I don’t think you can think about it as a traditional tour that begins and ends. It’s going to be this ever-expanding celebration. As more people see it in a concert hall or read about it occurring in a concert hall, then want it to come to their city and reach out to us to see if we can bring it in. It’s going to be much more organic and more of a global celebration rather than a tour that begins in January and ends in March.

So what I’m getting from this is that Freer and Beauxbien would prefer the Concert Series continue on forever, in every country around the globe. Like I said, it’s an ambitious project.

Beauxbien also established exactly how much of the movies will be shown: all of them. “It is exactly the movie from frame-to-frame, complete with the music totally in sync with the film,” he said. I’d figure the orchestra might threaten to drown out the dialogue in key parts?
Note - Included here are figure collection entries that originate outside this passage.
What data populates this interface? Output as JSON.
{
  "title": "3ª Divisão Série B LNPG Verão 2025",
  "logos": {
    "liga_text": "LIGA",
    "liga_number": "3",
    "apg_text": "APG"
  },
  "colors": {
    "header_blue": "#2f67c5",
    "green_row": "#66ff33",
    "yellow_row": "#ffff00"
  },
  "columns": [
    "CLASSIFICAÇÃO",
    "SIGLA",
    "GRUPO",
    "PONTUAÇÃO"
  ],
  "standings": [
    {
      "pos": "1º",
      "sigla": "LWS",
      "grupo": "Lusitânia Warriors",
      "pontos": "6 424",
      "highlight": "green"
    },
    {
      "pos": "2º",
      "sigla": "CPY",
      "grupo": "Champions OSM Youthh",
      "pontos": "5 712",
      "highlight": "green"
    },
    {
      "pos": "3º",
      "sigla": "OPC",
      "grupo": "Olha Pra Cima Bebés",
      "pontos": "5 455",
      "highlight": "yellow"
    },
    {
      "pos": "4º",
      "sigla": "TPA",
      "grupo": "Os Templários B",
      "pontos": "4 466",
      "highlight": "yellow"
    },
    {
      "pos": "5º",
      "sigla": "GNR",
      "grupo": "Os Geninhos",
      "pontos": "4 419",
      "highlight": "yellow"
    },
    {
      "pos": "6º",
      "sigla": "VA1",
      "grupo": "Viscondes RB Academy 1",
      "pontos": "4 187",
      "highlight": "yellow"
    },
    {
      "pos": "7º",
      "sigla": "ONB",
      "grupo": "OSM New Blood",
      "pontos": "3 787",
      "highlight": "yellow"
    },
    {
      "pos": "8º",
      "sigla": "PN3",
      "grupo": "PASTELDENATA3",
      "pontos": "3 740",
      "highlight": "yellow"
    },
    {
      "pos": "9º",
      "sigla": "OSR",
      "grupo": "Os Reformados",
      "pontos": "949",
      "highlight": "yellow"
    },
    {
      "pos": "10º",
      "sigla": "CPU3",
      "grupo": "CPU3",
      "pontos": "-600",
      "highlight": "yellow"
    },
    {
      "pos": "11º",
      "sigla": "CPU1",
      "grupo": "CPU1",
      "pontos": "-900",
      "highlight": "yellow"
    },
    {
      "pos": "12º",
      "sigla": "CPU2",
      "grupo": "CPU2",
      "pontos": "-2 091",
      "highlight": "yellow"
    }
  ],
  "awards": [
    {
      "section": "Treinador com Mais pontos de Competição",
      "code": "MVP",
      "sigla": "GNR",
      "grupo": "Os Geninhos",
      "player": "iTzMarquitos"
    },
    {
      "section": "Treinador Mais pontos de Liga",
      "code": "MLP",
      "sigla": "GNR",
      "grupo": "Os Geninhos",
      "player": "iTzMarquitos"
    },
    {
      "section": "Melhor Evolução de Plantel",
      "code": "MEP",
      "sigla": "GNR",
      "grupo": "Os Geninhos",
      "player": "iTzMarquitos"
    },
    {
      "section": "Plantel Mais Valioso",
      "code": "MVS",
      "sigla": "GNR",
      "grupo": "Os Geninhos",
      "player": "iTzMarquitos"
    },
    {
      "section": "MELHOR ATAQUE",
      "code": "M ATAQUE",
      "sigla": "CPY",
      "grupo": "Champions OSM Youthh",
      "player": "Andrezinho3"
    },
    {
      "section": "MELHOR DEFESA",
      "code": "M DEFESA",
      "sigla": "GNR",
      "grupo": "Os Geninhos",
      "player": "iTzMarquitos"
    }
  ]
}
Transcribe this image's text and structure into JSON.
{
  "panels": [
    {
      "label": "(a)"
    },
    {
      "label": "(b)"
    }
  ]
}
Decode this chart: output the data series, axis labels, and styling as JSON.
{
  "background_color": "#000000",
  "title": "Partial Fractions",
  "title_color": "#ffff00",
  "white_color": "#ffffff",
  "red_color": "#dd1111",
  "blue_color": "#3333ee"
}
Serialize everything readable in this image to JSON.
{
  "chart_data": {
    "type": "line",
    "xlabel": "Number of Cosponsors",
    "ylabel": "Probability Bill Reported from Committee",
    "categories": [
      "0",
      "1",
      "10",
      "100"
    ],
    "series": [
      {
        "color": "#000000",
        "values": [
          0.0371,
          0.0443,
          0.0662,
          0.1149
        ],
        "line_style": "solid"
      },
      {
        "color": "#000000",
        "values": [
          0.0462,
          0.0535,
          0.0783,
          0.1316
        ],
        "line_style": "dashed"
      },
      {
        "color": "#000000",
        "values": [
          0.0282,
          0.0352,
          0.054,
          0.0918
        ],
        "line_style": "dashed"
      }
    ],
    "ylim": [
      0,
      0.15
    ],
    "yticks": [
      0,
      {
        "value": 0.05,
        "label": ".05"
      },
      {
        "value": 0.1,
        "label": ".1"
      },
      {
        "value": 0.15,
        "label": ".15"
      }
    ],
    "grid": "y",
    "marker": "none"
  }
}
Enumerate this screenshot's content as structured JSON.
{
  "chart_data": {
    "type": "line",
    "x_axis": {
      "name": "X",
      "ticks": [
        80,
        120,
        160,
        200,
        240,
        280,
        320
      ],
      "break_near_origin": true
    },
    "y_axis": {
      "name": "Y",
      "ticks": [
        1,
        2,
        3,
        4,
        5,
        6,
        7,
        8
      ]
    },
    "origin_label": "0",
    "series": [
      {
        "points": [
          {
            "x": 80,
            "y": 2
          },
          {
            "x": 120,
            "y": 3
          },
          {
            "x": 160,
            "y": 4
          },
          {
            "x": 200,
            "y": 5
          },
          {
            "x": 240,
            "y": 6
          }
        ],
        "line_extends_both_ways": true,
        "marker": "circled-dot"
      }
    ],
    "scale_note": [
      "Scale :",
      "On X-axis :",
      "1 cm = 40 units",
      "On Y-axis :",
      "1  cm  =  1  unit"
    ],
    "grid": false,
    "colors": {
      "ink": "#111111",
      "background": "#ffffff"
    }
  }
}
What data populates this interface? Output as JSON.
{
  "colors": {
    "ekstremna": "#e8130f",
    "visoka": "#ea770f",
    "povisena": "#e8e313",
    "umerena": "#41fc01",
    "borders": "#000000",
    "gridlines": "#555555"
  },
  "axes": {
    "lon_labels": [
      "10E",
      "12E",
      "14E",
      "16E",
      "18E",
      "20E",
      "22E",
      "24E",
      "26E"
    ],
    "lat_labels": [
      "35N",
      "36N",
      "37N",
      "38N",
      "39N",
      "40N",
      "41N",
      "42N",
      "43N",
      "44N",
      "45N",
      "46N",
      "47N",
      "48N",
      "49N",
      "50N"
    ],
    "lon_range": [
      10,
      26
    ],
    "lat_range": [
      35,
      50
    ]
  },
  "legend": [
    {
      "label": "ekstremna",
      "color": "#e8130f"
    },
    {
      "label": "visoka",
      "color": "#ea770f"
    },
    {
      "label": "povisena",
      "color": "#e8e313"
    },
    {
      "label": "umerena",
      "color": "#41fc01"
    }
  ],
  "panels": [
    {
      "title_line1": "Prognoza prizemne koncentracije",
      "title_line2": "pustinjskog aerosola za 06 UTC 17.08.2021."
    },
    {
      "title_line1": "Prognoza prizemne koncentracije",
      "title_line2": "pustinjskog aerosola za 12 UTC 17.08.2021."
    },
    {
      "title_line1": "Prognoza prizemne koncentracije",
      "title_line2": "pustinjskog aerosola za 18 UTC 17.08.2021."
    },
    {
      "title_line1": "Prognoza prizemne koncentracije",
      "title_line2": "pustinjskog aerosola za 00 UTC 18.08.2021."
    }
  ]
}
But the thrill of hearing it live would probably make up for it.

The music in the Harry Potter movies is very extensive, and casual listeners may not realize that four different composers had a hand in it over the course of the series. Freer gave a little overview of the various scores when asked which of the eight soundtracks was the most challenging to do.

Each soundtrack…has amazingly unique attributes and do something totally different and powerful for each film. In the John Williams’ ones, it’ll be fun to start them out because it was the beginning of the franchise. As you move through the amazing power of Patrick Doyle’s music to The Goblet of Fire and, of course, Nick Hooper’s music in the following two films, and Alexandre Desplat at the very end, Deathly Hallows, Parts 1 and 2 – they’re all unique in their own way. I love the chorale elements in Patrick Doyle’s for The Goblet of Fire. I love the elegance of Desplat’s music for Deathly Hallows, Parts 1 and 2. It’s so very elegant and beautiful. And, of course, the iconic tune that John Williams came up with on that beautiful celeste instrument.

His passion is catching. If this series happens to come to a concert hall near you, it could well be worth checking out.

Head over to SnitchSeeker for the full interview.

Next: Emma Watson on taking a break from acting

Also, Beauxbien gave some information on how many shows the orchestras will do per city, for those eager to work the Concert Series into their schedules. “Usually when we do these, it’s one to three nights per city,” he said. “With Harry Potter it’s going to be wonderfully different. These cities may choose to do eight nights with a different movie each night. They may choose to just do Sorcerer’s Stone for three nights and then bring back the next movie each month after that.”